Coarse moduli space and rational points

Question

Let $K$ be a field (not necessarily algraically closed). Let $\mathcal{F}$ be a contravariant functor from the category of schemes over $K$ to sets and $M$ be a coase moduli space for the functor. So, there is a morphism of contravariant functors from $\mathcal{F}$ to $h_M$ where $h_M:=Hom(-,M)$ such that $\mathcal{F}(\bar{K})$ is bijective to $h_M(\bar{K})$. So, the natural morphism from $\mathrm{Spec}(\bar{K})$ to $\mbox{Spec}(K)$ gives rise to a natural transformation. As far as I understand this means that if $\mathcal{F}(K)$ is non-empty which maps to something non-empty in $\mathcal{F}(\bar{K})$ the image of $\mathcal{F}(K)$ in $h_M(\bar{K})$ is non-empty (due to the bijectivity over $\bar{K}$). By the commutativity of the diagram (coming from the natural transformation) this means that $h_M(K)$ is non-empty.

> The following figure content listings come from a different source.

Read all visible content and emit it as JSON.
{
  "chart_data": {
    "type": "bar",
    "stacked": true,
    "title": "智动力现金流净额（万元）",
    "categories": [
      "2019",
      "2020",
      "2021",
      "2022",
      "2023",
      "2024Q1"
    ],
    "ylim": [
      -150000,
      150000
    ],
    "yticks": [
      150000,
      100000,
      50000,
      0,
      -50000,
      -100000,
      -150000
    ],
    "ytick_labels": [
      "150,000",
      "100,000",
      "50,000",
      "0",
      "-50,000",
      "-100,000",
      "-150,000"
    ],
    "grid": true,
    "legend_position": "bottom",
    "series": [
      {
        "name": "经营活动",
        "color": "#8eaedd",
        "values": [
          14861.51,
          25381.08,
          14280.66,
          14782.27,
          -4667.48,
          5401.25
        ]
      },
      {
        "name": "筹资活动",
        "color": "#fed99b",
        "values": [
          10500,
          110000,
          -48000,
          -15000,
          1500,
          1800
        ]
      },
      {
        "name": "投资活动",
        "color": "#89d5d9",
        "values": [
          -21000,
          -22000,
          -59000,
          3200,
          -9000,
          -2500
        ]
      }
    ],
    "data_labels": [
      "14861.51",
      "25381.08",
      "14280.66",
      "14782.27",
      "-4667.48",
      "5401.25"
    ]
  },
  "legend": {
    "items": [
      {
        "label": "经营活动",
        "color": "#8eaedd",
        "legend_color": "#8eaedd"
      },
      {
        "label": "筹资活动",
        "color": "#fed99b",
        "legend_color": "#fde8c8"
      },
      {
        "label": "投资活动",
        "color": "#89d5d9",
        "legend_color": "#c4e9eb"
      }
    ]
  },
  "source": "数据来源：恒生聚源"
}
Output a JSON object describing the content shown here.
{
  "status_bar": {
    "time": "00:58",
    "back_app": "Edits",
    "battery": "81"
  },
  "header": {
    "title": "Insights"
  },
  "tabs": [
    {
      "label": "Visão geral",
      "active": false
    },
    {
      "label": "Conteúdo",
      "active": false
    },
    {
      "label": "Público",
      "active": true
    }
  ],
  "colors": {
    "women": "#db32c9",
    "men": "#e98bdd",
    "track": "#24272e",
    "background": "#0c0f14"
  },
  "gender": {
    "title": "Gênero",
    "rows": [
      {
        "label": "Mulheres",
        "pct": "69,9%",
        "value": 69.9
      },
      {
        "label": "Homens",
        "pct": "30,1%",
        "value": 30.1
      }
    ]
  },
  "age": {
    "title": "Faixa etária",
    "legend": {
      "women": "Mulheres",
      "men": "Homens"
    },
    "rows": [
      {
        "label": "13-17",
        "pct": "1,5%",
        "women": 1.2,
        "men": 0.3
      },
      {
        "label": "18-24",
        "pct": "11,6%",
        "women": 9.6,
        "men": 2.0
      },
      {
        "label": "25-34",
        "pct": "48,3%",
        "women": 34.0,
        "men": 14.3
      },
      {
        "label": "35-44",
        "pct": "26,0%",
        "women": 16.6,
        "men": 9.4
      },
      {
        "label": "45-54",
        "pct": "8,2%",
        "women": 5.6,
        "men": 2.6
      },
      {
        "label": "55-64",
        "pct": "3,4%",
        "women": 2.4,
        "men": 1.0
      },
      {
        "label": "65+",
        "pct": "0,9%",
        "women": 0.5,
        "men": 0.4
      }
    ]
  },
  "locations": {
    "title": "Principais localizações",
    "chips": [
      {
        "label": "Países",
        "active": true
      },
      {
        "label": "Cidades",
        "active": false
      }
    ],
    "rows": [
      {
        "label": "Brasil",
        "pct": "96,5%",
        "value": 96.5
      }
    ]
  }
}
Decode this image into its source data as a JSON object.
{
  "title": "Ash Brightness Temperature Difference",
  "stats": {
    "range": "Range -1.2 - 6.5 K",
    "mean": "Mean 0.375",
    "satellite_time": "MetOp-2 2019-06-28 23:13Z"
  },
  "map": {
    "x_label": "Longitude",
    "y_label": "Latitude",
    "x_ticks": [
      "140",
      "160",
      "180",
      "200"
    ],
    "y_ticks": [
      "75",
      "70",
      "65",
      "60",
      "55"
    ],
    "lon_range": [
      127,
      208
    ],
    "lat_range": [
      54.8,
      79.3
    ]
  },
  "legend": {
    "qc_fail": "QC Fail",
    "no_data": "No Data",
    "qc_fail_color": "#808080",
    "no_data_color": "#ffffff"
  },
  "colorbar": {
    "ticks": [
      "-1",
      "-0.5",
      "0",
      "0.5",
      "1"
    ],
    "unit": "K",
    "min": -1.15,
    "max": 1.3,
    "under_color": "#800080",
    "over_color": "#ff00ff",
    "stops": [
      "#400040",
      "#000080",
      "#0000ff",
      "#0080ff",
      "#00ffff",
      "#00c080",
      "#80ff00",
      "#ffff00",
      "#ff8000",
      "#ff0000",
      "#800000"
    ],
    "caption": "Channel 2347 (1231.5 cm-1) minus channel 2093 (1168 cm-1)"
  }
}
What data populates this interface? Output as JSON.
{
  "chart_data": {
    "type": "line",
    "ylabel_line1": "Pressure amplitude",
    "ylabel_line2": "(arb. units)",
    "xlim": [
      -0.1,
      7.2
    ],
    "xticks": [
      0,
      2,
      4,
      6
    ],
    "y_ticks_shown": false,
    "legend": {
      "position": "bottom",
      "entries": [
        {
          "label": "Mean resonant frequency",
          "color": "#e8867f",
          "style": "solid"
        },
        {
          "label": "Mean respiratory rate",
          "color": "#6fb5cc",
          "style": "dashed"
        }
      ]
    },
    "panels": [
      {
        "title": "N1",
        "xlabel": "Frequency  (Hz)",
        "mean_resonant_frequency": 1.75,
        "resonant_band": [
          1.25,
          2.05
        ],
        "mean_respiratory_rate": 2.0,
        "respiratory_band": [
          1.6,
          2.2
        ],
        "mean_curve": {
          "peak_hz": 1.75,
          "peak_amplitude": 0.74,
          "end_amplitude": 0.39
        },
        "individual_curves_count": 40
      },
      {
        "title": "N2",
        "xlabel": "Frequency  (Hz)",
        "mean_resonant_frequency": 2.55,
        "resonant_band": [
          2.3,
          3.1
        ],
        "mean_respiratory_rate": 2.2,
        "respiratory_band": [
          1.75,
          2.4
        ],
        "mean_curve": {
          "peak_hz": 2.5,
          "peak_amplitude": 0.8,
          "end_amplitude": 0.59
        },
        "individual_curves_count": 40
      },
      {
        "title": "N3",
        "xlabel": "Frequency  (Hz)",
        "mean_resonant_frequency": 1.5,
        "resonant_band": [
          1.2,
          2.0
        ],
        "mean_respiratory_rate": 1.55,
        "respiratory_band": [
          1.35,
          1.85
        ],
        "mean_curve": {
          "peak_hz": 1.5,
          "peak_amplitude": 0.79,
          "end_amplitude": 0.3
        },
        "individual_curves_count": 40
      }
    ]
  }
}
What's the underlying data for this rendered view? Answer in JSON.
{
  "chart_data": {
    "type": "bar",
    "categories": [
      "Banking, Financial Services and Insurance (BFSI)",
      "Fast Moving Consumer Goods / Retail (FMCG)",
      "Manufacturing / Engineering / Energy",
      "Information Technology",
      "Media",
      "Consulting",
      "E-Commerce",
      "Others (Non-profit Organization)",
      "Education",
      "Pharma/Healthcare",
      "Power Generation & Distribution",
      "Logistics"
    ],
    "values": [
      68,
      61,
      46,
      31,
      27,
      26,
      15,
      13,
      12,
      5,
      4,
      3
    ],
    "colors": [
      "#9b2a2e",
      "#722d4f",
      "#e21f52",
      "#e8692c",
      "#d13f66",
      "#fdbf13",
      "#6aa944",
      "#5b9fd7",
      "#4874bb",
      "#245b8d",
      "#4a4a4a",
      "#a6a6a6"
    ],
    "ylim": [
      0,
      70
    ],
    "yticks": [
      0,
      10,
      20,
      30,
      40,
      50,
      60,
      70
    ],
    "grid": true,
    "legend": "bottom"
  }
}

Is this correct?

Answer 1

Yes. Even without assuming $M$ is a coarse moduli space, the existence of a natural transformation $\mathcal{F}\to h_M$ gives rise to a set function $\mathcal{F}(\mathop{\text{Spec}}K)\to h_M(\mathop{\text{Spec}} K)$. In particular, if the domain of this function is non-empty, then so is the co-domain.